The state of Florida’s latest annual report on the performance of students receiving tax credit scholarships contained these facts: 22.9 percent of scholarship students came from public schools rated “D” or “F” in the prior school year, while 30.3 percent of came from public schools rated “A” or “B.”
School grades are intended to inform parents about the effectiveness of district and charter schools, but tax credit scholarship parents aren’t impressed. Apparently, most of these low-income and working-class parents are using other means to determine which schools will work best for their children.
I was skeptical when Florida first started grading schools.
Schools are not a monolith. As any teacher will attest, there at least five or six distinct mini-schools within a typical district high school. Even smaller elementary schools have several diverse subcultures. Yet schools are assigned a single grade that is supposed to signify a school’s effectiveness for all children.
I was also skeptical because of the strong positive correlation between standardized test scores and family income. Higher-income children, on average, have higher standardized test scores than lower-income students. Since Florida’s school grades are based on standardized test scores, I knew schools serving higher-income students would have the highest test scores and, therefore, the highest grades.
Sure enough, when Florida’s school grades first appeared, schools in affluent communities received As and Bs, while schools in low-income communities received Ds and Fs. To address this issue, the state quickly modified its grading formula to include annual test score gains so schools serving low-income students could increase their grades through gains, even if their absolute scores were still much lower than their peers in the affluent schools.
This modification did help reduce the number of schools receiving Ds and Fs. But it didn’t address the misconception that school grades are an accurate measure of how well a school will meet the needs of every student.
I finally came to appreciate school grades when I realized their true value had nothing to do with helping parents find the best schools for their children. Instead, state government was using these grades to coerce school districts into focusing more attention and resources on under-performing students, most of whom were from low-income families with little political power.
This was a use I could support. School grades have forced school districts to put more resources and effort into helping low-income and minority children, and the results have been impressive. Compared to their peers, low-income and minority students in Florida have made some of the biggest gains in the nation over the past 20 years. The state led the country in reading and math gains on the most recent National Assessment of Educational Progress, and according to an Urban Institute analysis, Florida ranks No. 1, No. 1, No. 3 and No. 8 on the four core NAEP tests, once adjusted for demographics.
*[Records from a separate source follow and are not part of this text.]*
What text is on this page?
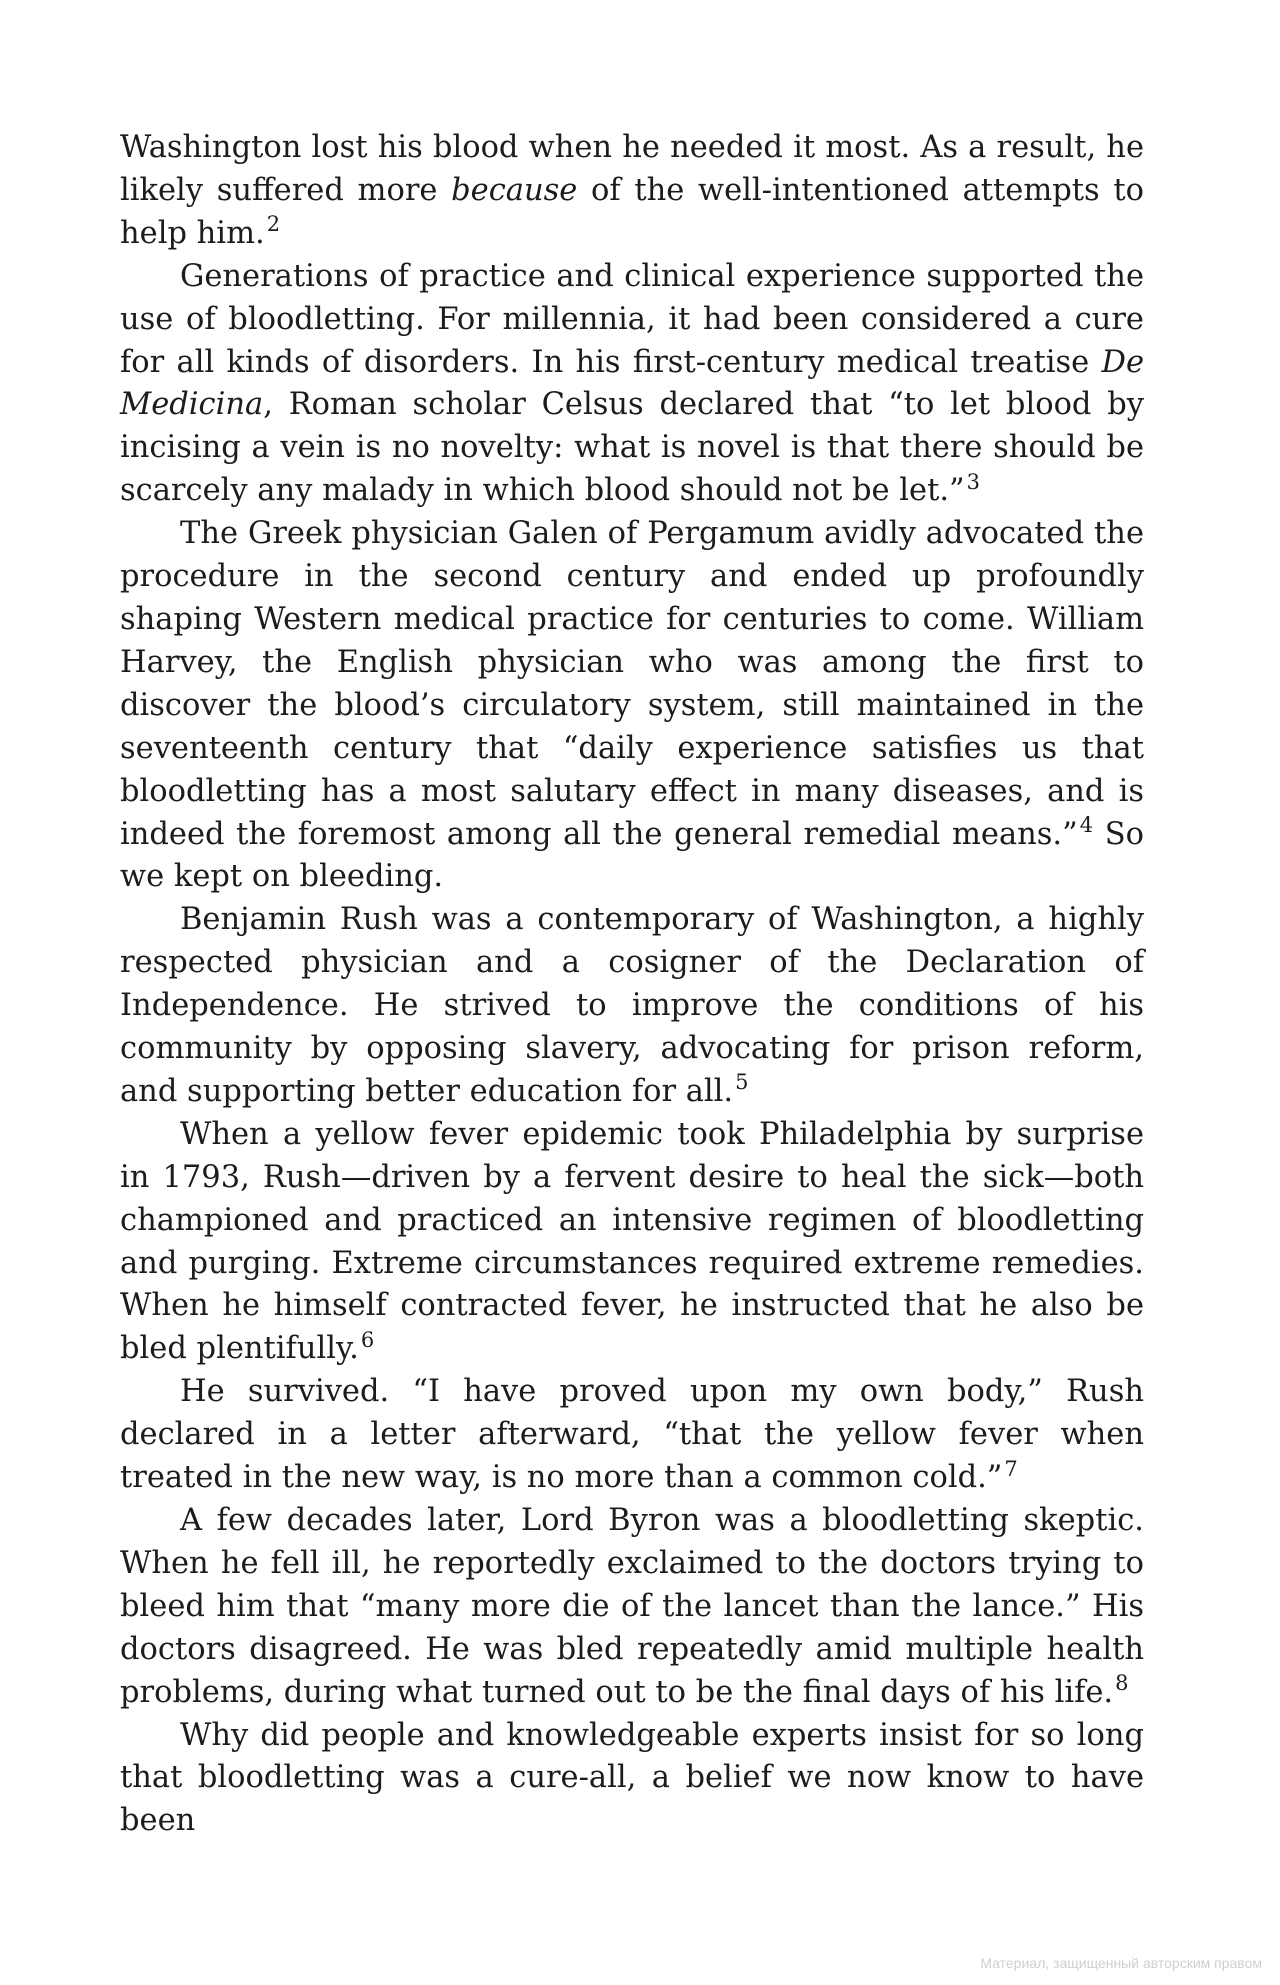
Washington lost his blood when he needed it most. As a result, he likely suffered more because of the well-intentioned attempts to help him.$^2$

Generations of practice and clinical experience supported the use of bloodletting. For millennia, it had been considered a cure for all kinds of disorders. In his first-century medical treatise De Medicina, Roman scholar Celsus declared that “to let blood by incising a vein is no novelty: what is novel is that there should be scarcely any malady in which blood should not be let.”$^3$

The Greek physician Galen of Pergamum avidly advocated the procedure in the second century and ended up profoundly shaping Western medical practice for centuries to come. William Harvey, the English physician who was among the first to discover the blood’s circulatory system, still maintained in the seventeenth century that “daily experience satisfies us that bloodletting has a most salutary effect in many diseases, and is indeed the foremost among all the general remedial means.”$^4$ So we kept on bleeding.

Benjamin Rush was a contemporary of Washington, a highly respected physician and a cosigner of the Declaration of Independence. He strived to improve the conditions of his community by opposing slavery, advocating for prison reform, and supporting better education for all.$^5$

When a yellow fever epidemic took Philadelphia by surprise in 1793, Rush—driven by a fervent desire to heal the sick—both championed and practiced an intensive regimen of bloodletting and purging. Extreme circumstances required extreme remedies. When he himself contracted fever, he instructed that he also be bled plentifully.$^6$

He survived. “I have proved upon my own body,” Rush declared in a letter afterward, “that the yellow fever when treated in the new way, is no more than a common cold.”$^7$

A few decades later, Lord Byron was a bloodletting skeptic. When he fell ill, he reportedly exclaimed to the doctors trying to bleed him that “many more die of the lancet than the lance.” His doctors disagreed. He was bled repeatedly amid multiple health problems, during what turned out to be the final days of his life.$^8$

Why did people and knowledgeable experts insist for so long that bloodletting was a cure-all, a belief we now know to have been

Материал, защищенный авторским правом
Florida’s Advanced Placement test results are also noteworthy. Even though the state has one of the nation’s highest rates of students eligible for free- or reduced-price lunch, it ranks fourth in the percentage of graduating seniors passing AP exams.
Florida – and school grades – deserve credit.
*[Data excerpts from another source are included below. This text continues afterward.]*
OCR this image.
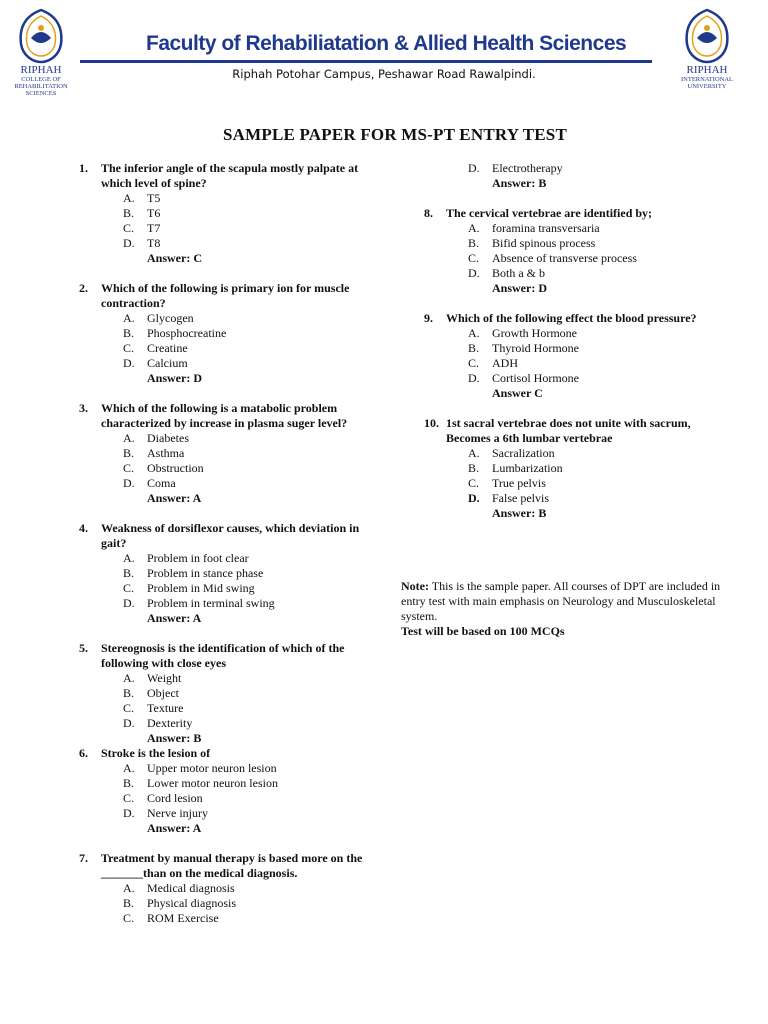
RIPHAH
COLLEGE OF REHABILITATION SCIENCES
Faculty of Rehabiliatation & Allied Health Sciences
Riphah Potohar Campus, Peshawar Road Rawalpindi.	RIPHAH
INTERNATIONAL UNIVERSITY
SAMPLE PAPER FOR MS-PT ENTRY TEST
1.	The inferior angle of the scapula mostly palpate at which level of spine?
A.	T5
B.	T6
C.	T7
D.	T8
Answer: C
2.	Which of the following is primary ion for muscle contraction?
A.	Glycogen
B.	Phosphocreatine
C.	Creatine
D.	Calcium
Answer: D
3.	Which of the following is a matabolic problem characterized by increase in plasma suger level?
A.	Diabetes
B.	Asthma
C.	Obstruction
D.	Coma
Answer: A
4.	Weakness of dorsiflexor causes, which deviation in gait?
A.	Problem in foot clear
B.	Problem in stance phase
C.	Problem in Mid swing
D.	Problem in terminal swing
Answer: A
5.	Stereognosis is the identification of which of the following with close eyes
A.	Weight
B.	Object
C.	Texture
D.	Dexterity
Answer: B
6.	Stroke is the lesion of
A.	Upper motor neuron lesion
B.	Lower motor neuron lesion
C.	Cord lesion
D.	Nerve injury
Answer: A
7.	Treatment by manual therapy is based more on the _______than on the medical diagnosis.
A.	Medical diagnosis
B.	Physical diagnosis
C.	ROM Exercise
D.	Electrotherapy
Answer: B
8.	The cervical vertebrae are identified by;
A.	foramina transversaria
B.	Bifid spinous process
C.	Absence of transverse process
D.	Both a & b
Answer: D
9.	Which of the following effect the blood pressure?
A.	Growth Hormone
B.	Thyroid Hormone
C.	ADH
D.	Cortisol Hormone
Answer C
10. 1st sacral vertebrae does not unite with sacrum, Becomes a 6th lumbar vertebrae
A.	Sacralization
B.	Lumbarization
C.	True pelvis
D.	False pelvis
Answer: B
Note: This is the sample paper. All courses of DPT are included in entry test with main emphasis on Neurology and Musculoskeletal system.
Test will be based on 100 MCQs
At the same time, we can’t overlook the limitations of a one-size-fits-all regulatory system.
Florida’s low-income fourth graders now rank No. 1 in the nation in reading, after being near the back of the pack 20 years ago. But being No. 1 in reading still means only 30 percent of Florida’s low-income fourth graders are proficient. We can and should celebrate Florida’s pace-setting progress while acknowledging it’s nowhere near enough.
Flaws in school grades have also helped generated ongoing conflict.
I sympathize with teachers who reject evaluation systems that use inadequate and, often, inappropriate data to judge their effectiveness. Holding teachers responsible for student achievement in subjects they aren’t teaching makes no sense. Meanwhile, many middle- and upper-class parents resent the excessive test prep and increased focus on basic skills. It’s not the state’s fault if school districts are not customizing teaching enough to provide remediation for those who need it and enrichment for those who don’t. But a system built on standardization is prone to standardized responses.
Florida needs a better system for determining quality and imposing regulatory accountability. School grades are a one-size-fits-all solution in a pluralistic world. We can do better.
The future of public education is customization. Soon, public education will be able to continuously provide every child with customized learning options. Some of these options will occur in schools; others in venues such as libraries, museums, nature parks, and online. Faced with this plethora of options, parents, students, and teachers will need to access information that will help them choose the best learning options at any given moment. This is the information system that will replace school grades.
Once all parents have the power to choose and pay for their child’s learning options, and once they have the information they need to make good choices, Florida’s state government will no longer need to use school grades to coerce school districts to address the needs of disadvantaged children. Until then, state government should keep using school grades to maintain the political pressure on school districts.
We can and should appreciate the progress school grades have helped spur, particularly for our most disadvantaged students. At the same time, we should acknowledge that better systems are coming – and push to get them here with all deliberate speed.